As Myanmar’s leaders try to weave their way around all of these issues without colliding, there is a growing sense that the world’s eyes are very much upon us. It’s not just the international media that has begun to pay greater attention: other foreigners—tourists, investors and dignitaries—are also lining up to get a glimpse of this long-closed country and assess what it has to offer.

Meanwhile, Daw Aung San Suu Kyi and other prominent dissidents are also spending more time abroad, while many exiled activists and journalists who were once persona non grata are returning. Myanmar’s interaction with the outside world is fast accelerating after decades of isolation, making it more difficult to retreat into its shell, or to backslide into the repressive habits of its not-so-distant past.

Nonetheless, there have been a number of disturbing incidents that have served as a reminder that the bad old days are not completely over yet. The heavy-handed crackdown on protests against the Letpadaung copper mine in Sagaing Region late last November was tragically reminiscent of the brutal crushing of the 2007 Saffron Revolution: in both cases, Buddhist monks were the chief victims of the state-sponsored violence.

The war in Kachin State is also doing enormous harm to the government’s efforts to distance itself from the practices of Myanmar’s former dictators. The use of fighter jets and attack helicopters against Kachin rebels in late December and early January represented an extremely dangerous escalation of the conflict. The indiscriminate shelling of targets near the Kachin Independence Army’s headquarters of Laiza, in some cases claiming the lives of civilians, also demonstrated a shocking disregard for the rights of ordinary citizens.

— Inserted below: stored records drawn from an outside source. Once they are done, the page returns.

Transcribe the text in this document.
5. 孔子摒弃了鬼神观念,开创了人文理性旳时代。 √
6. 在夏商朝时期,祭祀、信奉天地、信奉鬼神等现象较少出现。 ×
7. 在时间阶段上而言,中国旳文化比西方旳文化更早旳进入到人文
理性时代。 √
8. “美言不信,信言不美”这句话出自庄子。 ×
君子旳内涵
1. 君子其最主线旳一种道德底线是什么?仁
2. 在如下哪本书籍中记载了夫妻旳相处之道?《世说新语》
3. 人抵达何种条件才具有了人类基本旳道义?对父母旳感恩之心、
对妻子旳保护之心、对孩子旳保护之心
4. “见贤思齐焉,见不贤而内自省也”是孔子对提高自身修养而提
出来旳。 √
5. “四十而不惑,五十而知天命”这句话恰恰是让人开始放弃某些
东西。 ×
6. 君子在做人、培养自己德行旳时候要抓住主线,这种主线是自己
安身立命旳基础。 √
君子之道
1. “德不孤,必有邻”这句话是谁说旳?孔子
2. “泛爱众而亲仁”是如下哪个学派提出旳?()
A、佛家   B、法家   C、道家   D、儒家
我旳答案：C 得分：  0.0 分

What do such offensives mean for the ceasefire attempts initiated by U Thein Sein’s peace committee? Critics wonder if the government can really control its military, or if it is in fact engaging in a “good cop, bad cop” strategy to subdue ethnic armed groups.

What is certain is that there are still many challenges on the road ahead for Myanmar, and that only real leadership and a commitment to national reconciliation will pave the way for nationwide peace and prosperity. There is undoubtedly a long way to go.